Mi hermana estaba horrorizada de la vida que llevaba yo con Omar. Estuvo muy insistente al principio intentando convencerme de cortar la relación. Pero cuanto más me daba ella la tabarra con el tema más me empecinaba yo en defender a mi amor y más me convencía de mi poder sanatorio cuando volviera a casa.
Por fin se dio por vencida y cambió de táctica: me invitó a acompañarla a sus clases de pintura impartidas por un gran experto en el tema.
La verdad es que ese curso fue muy intenso, y me abrió más la mente que cualquier discurso.

Desde el primer momento el profesor me obligó a usar sólo mi mano izquierda (existe una teoría de que la mano izquierda domina el hemisferio derecho del cerebro, que es el que controla la creatividad, mientras que la mano derecha domina el hemisferio izquierdo, el del raciocinio).
Aparte de los dibujos en la clase, el profesor me pedía que le presentara al día siguiente 20 o 30 bocetos del mismo tema: un desnudo mío.

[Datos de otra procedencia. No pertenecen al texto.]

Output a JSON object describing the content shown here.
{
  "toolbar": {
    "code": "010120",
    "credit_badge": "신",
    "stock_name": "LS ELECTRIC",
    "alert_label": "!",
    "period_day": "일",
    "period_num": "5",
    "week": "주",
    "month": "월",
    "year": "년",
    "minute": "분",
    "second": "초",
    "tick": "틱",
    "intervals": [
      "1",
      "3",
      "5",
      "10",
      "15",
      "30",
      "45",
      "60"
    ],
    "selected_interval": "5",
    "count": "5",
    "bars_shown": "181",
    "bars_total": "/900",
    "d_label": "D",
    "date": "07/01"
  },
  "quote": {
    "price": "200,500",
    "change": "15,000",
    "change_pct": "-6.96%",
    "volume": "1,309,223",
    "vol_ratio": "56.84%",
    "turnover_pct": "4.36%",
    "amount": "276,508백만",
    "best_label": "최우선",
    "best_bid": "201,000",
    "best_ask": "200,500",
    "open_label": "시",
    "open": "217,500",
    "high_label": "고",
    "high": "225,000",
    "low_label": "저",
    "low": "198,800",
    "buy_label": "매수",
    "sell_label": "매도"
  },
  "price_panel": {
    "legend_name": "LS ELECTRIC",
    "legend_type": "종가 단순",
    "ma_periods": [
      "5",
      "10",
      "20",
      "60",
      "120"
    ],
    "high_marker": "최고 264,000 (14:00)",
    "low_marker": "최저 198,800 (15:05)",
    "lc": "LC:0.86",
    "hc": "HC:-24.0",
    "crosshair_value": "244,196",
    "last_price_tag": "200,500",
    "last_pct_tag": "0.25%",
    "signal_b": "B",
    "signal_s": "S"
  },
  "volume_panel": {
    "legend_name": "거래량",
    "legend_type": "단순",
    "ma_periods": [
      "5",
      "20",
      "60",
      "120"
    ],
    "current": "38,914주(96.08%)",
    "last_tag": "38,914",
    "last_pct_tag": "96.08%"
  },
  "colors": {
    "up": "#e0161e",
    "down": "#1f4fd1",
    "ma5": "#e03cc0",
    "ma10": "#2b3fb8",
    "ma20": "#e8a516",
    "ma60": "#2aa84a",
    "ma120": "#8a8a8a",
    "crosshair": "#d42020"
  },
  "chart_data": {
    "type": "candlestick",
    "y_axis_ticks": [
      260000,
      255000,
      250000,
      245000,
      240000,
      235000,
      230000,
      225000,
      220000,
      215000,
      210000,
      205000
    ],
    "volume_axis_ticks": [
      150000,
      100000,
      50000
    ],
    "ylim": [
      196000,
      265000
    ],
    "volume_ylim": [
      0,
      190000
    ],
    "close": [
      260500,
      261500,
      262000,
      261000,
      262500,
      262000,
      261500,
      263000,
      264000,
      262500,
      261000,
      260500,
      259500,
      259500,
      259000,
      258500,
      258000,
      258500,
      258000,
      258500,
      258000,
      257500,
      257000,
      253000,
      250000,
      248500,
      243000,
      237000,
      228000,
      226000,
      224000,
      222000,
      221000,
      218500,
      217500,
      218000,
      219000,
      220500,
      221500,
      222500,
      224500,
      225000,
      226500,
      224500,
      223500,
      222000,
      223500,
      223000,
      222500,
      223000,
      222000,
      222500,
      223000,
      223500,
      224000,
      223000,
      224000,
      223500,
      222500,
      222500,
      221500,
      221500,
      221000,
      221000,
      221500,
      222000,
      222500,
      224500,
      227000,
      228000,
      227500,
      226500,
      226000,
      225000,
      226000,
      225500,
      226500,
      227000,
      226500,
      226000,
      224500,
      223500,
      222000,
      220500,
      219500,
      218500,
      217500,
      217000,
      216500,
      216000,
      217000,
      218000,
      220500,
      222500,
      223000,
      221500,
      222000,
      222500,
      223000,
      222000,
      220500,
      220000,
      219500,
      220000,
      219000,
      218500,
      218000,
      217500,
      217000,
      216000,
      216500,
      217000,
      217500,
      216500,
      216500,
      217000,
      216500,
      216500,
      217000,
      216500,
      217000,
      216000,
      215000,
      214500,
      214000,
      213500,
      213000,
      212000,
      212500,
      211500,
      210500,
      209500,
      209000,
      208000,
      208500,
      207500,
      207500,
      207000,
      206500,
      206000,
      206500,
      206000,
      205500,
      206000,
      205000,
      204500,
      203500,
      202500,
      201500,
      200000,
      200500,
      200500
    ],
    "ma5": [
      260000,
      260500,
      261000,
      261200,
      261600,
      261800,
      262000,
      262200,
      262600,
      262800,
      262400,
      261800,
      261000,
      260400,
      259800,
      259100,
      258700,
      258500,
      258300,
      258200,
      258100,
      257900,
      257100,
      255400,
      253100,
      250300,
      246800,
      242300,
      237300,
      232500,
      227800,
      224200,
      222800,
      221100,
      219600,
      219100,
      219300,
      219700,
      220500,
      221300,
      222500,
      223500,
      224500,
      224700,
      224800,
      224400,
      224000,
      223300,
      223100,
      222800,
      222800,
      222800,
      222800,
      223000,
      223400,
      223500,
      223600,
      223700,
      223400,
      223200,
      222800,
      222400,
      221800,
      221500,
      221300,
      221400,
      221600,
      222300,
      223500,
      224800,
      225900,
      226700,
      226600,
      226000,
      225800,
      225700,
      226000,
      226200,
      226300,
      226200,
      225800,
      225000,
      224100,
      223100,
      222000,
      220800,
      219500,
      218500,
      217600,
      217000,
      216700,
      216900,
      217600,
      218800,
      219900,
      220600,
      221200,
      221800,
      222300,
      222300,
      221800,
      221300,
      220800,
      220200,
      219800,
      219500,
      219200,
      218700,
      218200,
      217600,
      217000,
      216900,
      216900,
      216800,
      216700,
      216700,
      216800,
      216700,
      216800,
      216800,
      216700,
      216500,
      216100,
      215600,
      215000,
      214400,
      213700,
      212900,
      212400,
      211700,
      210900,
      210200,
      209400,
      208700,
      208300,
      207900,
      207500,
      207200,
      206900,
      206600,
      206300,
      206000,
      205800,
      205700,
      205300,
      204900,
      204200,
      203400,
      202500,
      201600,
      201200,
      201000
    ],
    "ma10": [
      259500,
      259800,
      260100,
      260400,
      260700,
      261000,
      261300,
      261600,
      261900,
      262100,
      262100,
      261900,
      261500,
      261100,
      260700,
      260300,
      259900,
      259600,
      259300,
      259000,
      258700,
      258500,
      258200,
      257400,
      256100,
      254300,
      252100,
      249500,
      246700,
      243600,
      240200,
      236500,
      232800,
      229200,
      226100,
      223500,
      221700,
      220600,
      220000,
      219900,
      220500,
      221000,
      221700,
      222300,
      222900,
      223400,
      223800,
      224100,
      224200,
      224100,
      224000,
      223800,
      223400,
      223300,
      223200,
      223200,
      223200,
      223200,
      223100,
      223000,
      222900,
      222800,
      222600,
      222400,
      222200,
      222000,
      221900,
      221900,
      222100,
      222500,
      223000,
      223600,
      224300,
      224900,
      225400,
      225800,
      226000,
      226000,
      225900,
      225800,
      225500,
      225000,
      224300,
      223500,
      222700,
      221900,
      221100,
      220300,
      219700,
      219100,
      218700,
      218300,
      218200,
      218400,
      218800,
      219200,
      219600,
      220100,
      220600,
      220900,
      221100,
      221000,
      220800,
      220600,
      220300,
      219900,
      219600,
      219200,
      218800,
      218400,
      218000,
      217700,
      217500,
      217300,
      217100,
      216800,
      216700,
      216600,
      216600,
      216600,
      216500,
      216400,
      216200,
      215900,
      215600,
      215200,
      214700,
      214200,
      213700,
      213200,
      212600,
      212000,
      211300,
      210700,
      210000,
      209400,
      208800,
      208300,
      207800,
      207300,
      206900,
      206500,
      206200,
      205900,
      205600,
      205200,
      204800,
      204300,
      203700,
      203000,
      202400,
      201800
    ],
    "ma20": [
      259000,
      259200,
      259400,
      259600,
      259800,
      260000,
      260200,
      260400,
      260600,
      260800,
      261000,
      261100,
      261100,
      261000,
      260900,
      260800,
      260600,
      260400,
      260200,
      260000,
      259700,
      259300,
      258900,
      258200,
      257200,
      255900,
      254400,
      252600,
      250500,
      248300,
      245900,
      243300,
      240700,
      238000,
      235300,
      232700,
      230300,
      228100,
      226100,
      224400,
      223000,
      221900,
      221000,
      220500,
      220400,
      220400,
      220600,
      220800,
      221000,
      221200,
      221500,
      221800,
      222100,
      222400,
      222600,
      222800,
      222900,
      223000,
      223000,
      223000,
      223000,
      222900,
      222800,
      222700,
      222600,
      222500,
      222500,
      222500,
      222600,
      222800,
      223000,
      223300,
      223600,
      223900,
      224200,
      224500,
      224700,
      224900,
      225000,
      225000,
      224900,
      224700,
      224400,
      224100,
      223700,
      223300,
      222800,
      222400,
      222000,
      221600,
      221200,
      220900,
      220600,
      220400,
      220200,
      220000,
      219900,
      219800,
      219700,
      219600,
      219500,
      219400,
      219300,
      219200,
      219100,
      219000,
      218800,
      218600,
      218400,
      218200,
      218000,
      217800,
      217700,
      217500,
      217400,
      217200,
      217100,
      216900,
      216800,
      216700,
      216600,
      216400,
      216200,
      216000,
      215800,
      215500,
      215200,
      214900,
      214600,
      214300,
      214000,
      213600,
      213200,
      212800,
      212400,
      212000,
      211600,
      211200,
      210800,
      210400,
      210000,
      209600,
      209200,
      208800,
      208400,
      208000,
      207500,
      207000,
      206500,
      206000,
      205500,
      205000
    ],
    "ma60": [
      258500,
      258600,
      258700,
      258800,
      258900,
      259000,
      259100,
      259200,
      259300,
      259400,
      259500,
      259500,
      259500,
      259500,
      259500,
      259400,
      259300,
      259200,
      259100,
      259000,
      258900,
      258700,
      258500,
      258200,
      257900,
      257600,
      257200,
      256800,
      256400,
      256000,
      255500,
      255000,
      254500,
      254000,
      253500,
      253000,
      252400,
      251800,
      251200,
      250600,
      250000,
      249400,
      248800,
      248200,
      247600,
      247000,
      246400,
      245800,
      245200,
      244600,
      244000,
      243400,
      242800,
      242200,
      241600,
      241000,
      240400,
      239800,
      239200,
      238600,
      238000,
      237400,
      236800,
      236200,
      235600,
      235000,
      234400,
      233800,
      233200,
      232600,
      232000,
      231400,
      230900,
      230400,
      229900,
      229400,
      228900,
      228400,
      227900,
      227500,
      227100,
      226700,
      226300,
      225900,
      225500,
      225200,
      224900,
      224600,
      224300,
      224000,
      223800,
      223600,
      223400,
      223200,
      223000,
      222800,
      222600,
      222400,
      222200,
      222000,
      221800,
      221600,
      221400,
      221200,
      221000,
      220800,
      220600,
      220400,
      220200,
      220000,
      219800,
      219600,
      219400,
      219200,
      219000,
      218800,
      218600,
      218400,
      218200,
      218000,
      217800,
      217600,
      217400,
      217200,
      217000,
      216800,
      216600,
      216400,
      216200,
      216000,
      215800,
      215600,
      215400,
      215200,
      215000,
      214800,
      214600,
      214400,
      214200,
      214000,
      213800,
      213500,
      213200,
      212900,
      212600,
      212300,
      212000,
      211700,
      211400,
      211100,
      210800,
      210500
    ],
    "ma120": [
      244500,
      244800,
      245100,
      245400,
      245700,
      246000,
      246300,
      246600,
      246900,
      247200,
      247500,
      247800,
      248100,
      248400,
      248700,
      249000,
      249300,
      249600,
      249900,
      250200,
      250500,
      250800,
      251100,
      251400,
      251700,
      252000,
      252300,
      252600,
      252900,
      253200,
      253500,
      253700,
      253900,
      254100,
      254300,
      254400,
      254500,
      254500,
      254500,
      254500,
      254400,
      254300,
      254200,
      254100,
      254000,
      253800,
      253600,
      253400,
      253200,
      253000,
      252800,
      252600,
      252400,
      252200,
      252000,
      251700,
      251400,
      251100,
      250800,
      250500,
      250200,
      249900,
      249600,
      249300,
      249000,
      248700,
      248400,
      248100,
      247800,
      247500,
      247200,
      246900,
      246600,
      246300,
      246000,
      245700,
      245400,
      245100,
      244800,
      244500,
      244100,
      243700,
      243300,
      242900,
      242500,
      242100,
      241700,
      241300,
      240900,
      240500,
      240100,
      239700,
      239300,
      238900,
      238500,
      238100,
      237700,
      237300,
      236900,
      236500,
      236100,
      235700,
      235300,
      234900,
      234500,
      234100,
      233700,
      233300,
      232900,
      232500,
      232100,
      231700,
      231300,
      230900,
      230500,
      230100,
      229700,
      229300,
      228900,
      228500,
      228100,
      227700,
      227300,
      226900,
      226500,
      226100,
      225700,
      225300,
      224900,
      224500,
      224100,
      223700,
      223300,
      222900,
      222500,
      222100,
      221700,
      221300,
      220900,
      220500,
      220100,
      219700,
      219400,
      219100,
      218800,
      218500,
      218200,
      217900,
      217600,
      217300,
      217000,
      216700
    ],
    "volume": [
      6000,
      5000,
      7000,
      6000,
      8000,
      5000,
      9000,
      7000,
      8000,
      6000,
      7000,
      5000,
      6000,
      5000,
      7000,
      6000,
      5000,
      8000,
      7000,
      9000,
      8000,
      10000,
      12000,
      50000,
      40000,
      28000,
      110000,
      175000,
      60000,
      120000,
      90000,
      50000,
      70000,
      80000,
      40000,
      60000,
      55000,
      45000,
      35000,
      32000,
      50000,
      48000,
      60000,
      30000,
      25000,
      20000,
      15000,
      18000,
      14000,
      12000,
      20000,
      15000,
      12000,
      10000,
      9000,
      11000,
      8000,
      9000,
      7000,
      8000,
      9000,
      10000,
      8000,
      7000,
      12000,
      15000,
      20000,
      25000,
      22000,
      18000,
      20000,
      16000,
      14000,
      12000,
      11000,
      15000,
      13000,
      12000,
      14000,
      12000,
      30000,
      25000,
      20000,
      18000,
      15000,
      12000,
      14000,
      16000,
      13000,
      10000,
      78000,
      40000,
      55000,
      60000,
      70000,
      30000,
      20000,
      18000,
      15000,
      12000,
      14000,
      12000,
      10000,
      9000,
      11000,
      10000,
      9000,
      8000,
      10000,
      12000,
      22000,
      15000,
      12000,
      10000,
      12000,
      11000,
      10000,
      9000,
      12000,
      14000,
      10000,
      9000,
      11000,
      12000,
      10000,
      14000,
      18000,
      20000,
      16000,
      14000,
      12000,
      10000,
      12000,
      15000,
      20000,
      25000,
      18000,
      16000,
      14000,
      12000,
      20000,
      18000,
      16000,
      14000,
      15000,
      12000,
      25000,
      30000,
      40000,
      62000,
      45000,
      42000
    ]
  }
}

Cuando le mostraba mis dibujos sólo aprobaba uno o dos, y volvía a encargarme otros tantos dibujos para la siguiente clase.
A mi me parecía genial: mi mano izquierda trabajaba con total seguridad y tenía trazos sueltos y firmes, cada vez dominaba más las proporciones y perspectivas, los volúmenes y la profundidad. Cogía el papel de estraza y el carboncillo y me echaba a volar.
Ahora dudo que yo dibujara tan tan bien, pero entonces me sentía más segura y dominante cuando empuñaba la barra de carboncillo entre mis dedos de la mano izquierda.
De lo que sí estoy convencida es de la enorme fuerza que me inspira el arte, observando, escuchando, bailando, hasta actuando.
Yo ya no estaba enamorada de Omar, estaba enganchada. Mi vida era un calvario porque hacía tiempo que no la controlaba yo.
Yo sufría y pagaba por sus errores, era responsable de sus actos y de los míos. Me aseguraba de pagar muy caro por los pecados de él.

¿Sabes? sí que voy a luchar como Juana de Arco, pero voy a luchar por mí.
Voy a vivir con un lema: ser sólo responsable de mis actos, ser honesta, decir la verdad por mucho que cueste, respetarme y aprender cada día a quererme un poco más.